Doorwerking van internationaal recht in de nationale rechtsorde

Regels van internationaal recht maken deel uit van de Nederlandse rechtsorde. Zodra regels van internationaal recht het Koninkrijk der Nederlanden op internationaal niveau binden, heeft het Koninkrijk de verplichting deze regels na te komen, ook in de nationale rechtsorde. Voor eenieder verbindende bepalingen van verdragen en van besluiten van internationale organisaties geldt op grond van artikel 93 van de Grondwet dat zij verbindende kracht hebben zodra zij zijn bekendgemaakt (in het Tractatenblad). Dit is van belang voor natuurlijke personen en rechtspersonen die een beroep op dergelijke bepalingen kunnen doen binnen de Nederlandse rechtsorde.

In de verhouding tussen het internationaal recht en het nationaal recht is het van belang dat staten het internationaal recht naleven. Het nationale recht mag geen inbreuk maken op internationaalrechtelijke verplichtingen. Het internationaal recht schrijft niet voor op welke manier verdragsverplichtingen doorwerken in het nationale recht.
Staten hebben de vrijheid zelf te bepalen op welke manier hun internationale verplichtingen doorwerken in de nationale rechtsorde. Dit neemt niet weg dat het internationaal recht een staat verplicht om zijn nationale rechtsorde zo in te richten dat die staat zijn internationale verplichtingen nakomt. Er zijn twee typen stelsels van doorwerking van internationale recht in de nationale rechtsorde: het monistische en het dualistische stelsel.

Monistisch en dualistisch stelsel

In het monistische stelsel is het voor de geldigheid in de nationale rechtsorde niet van belang of een regel een nationale dan wel een internationale oorsprong heeft. Omzetting van de regel van internationale oorsprong in een nationale regel is niet nodig.
In een dualistisch stelsel worden internationale bepalingen pas onderdeel van de nationale rechtsorde nadat zij door de nationale wetgever zijn omgezet in een nationale regel.
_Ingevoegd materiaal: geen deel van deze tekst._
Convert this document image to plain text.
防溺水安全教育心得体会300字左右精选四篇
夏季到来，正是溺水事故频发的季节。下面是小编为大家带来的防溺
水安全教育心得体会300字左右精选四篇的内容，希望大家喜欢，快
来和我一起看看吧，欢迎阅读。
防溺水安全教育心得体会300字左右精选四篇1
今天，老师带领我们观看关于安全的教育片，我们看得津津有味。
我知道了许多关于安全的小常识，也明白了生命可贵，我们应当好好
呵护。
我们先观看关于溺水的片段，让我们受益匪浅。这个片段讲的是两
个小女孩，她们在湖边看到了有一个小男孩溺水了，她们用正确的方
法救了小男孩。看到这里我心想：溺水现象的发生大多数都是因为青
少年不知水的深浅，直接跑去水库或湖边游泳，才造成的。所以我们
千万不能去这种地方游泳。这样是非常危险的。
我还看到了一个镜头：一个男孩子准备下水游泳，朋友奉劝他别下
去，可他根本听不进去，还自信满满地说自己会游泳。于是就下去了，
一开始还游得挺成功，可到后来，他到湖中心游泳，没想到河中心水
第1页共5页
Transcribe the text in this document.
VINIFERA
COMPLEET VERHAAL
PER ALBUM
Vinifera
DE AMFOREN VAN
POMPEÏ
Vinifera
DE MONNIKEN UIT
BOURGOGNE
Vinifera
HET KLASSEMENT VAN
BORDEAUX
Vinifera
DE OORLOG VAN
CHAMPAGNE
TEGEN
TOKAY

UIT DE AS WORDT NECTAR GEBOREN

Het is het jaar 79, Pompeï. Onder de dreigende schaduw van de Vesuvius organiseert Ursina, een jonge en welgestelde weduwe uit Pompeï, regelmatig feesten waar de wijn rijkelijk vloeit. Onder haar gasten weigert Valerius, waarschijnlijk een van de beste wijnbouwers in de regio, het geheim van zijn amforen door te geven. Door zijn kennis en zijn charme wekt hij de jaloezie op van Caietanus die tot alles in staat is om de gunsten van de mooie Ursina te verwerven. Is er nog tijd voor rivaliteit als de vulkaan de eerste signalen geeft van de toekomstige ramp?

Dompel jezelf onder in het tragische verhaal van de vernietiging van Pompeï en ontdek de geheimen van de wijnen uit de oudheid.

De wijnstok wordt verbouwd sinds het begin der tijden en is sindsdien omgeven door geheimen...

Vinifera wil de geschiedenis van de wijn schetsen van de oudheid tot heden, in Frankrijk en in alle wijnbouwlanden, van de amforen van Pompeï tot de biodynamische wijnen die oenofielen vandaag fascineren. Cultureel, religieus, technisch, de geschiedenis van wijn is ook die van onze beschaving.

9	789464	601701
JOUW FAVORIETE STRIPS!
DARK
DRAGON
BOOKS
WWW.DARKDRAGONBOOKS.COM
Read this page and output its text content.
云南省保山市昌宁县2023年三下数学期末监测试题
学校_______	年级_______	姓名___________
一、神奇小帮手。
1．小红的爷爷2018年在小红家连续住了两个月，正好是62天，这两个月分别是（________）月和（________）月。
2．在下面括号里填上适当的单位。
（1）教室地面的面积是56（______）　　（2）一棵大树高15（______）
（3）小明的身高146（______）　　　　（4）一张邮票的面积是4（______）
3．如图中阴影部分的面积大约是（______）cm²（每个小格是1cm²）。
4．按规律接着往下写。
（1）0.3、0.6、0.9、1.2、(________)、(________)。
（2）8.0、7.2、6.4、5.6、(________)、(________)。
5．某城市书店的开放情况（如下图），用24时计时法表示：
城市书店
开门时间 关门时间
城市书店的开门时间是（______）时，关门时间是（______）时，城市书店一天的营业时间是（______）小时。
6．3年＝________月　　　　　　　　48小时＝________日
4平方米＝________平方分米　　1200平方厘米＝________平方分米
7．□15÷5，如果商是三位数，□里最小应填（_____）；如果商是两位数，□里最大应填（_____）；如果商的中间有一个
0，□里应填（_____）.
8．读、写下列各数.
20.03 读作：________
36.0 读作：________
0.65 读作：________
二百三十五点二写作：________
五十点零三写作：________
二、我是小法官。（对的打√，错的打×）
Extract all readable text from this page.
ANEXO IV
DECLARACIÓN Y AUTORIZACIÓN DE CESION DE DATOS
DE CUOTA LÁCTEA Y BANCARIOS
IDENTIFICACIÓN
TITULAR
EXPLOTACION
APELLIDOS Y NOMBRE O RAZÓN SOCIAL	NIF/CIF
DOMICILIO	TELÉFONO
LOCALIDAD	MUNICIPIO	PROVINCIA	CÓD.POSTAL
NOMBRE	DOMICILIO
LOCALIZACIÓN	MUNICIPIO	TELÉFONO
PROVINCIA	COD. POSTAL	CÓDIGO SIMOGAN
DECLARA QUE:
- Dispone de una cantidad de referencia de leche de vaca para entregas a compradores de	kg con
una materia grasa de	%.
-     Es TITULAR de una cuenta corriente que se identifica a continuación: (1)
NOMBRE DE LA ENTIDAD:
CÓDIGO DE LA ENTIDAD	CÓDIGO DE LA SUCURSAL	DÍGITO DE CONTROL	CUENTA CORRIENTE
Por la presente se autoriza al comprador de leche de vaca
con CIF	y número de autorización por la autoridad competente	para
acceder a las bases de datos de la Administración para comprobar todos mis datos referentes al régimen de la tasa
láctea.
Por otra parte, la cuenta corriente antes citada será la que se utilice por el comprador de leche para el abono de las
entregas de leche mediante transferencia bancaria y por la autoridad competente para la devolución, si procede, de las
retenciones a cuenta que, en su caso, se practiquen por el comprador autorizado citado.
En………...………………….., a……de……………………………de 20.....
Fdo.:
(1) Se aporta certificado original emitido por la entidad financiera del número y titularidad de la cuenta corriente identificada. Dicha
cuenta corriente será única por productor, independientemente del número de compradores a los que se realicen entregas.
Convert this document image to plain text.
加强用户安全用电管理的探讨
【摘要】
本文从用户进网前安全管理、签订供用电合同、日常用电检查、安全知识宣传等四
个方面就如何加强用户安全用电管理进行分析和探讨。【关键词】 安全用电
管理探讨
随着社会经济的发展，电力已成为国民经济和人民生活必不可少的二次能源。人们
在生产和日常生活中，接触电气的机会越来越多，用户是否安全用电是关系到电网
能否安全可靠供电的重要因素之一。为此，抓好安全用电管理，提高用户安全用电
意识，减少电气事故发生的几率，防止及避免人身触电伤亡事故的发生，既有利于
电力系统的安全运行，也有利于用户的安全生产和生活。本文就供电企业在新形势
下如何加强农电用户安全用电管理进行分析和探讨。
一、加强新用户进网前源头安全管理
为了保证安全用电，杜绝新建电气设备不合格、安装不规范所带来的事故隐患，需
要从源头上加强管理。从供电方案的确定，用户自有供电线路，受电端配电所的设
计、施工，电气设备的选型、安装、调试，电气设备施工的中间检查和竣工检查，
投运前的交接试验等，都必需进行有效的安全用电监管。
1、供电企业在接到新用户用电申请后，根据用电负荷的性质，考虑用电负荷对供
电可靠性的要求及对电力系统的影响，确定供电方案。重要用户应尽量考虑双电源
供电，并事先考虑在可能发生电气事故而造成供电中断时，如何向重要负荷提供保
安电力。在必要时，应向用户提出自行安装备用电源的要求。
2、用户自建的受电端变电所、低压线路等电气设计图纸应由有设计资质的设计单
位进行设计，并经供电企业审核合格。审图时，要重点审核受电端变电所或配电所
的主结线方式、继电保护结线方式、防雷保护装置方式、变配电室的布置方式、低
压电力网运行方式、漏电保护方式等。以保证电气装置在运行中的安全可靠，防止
Met betrekking tot de doorwerking van verdragen en besluiten van volkenrechtelijke organisaties in de nationale rechtsorde kent het Koninkrijk der Nederlanden een zogenoemd 'gematigd monistisch stelsel'. Omzetting van normen van (geschreven en ongeschreven) internationaal recht is niet noodzakelijk voordat deze normen in de nationale rechtsorde kunnen worden toegepast. De matiging uit zich erin dat:

  • de toepasbaarheid van internationaal recht is beperkt tot bepalingen van verdragen en besluiten van volkenrechtelijke organisaties die
    • eenieder verbinden, en
    • bekengemaakt zijn in het Tractatenblad (artikel 93 Grondwet).
  • (ongeschreven) internationaal gewoonterecht geldt binnen de rechtsorde van het Koninkrijk, maar toetsing door de Nederlandse rechter mag er niet toe leiden dat wettelijke voorschriften buiten toepassing worden gelaten als ze in strijd zijn met het internationaal gewoonterecht.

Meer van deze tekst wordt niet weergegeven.